Python Job
Last updated
Last updated
This feature allows users to write their own Python script and run their script in the Jobs section of Data Pipeline module.
Before creating the Python Job, the user has to create a project in the DS Lab module under Python Environment. Please refer the below image for reference:
After creating the project, the user needs to activate it and create a Notebook where they can write their own Python script. Once the script is written, the user must save it and export it to be able to use it in Python Jobs.
Click on the Data Pipeline module from the homepage.
Click on the Create Job icon on the list pipeline page.
The New Job dialog box appears redirecting the user to create a new Job.
Enter a name for the new Job.
Describe the Job (Optional).
Job Baseinfo: Select Python Job from the drop-down.

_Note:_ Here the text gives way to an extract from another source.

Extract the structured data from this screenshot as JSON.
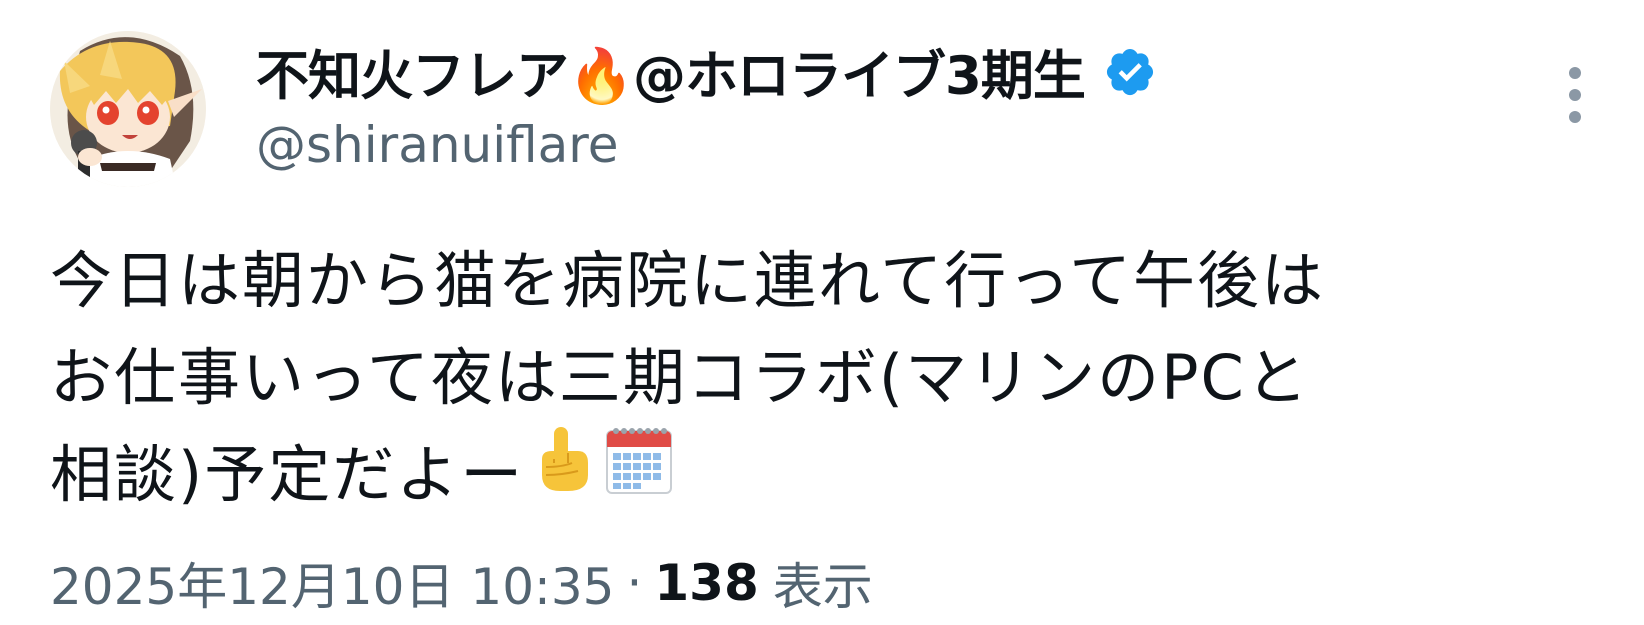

Trigger By: There are 2 options for triggering a job on success or failure of a job: Success Job: On successful execution of the selected job the current job will be triggered. Failure Job: On failure of the selected job the current job will be triggered.
Is Scheduled?
A job can be scheduled for a particular timestamp. Every time at the same timestamp the job will be triggered.
Job must be scheduled according to UTC.
Docker Configuration
Select a resource allocation option using the radio button. The given choices are:
Low
Medium
High
Provide the resources required to run the python Job in the limit and Request section. 1. Limit: Enter max CPU and Memory required for the Python Job. 2. Request: Enter the CPU and Memory required for the job at the start. 3. Instances: Enter the number of instances for the Python Job.
Click the Save option to save the Python Job.
The Python Job gets saved, and it will redirect the user to the Job Editor workspace.
Check out the below given demonstration configure a Python Job.
Once the Python Job is created, follow the below given steps to configure the Meta Information tab of the Python Job.
Project Name: Select the same Project using the drop-down menu where the Notebook has been created.
Script Name: This field will list the exported Notebook names which are exported from the Data Science Lab module to Data Pipeline.
External Library: If any external libraries are used in the script the user can mention it here. The user can mention multiple libraries by giving comma (,) in between the names.
Start Function: Select the function name in which the script has been written.
Script: The Exported script appears under this space.
Input Data: If any parameter has been given in the function, then the name of the parameter is provided as Key, and value of the parameters has to be provided as value in this field.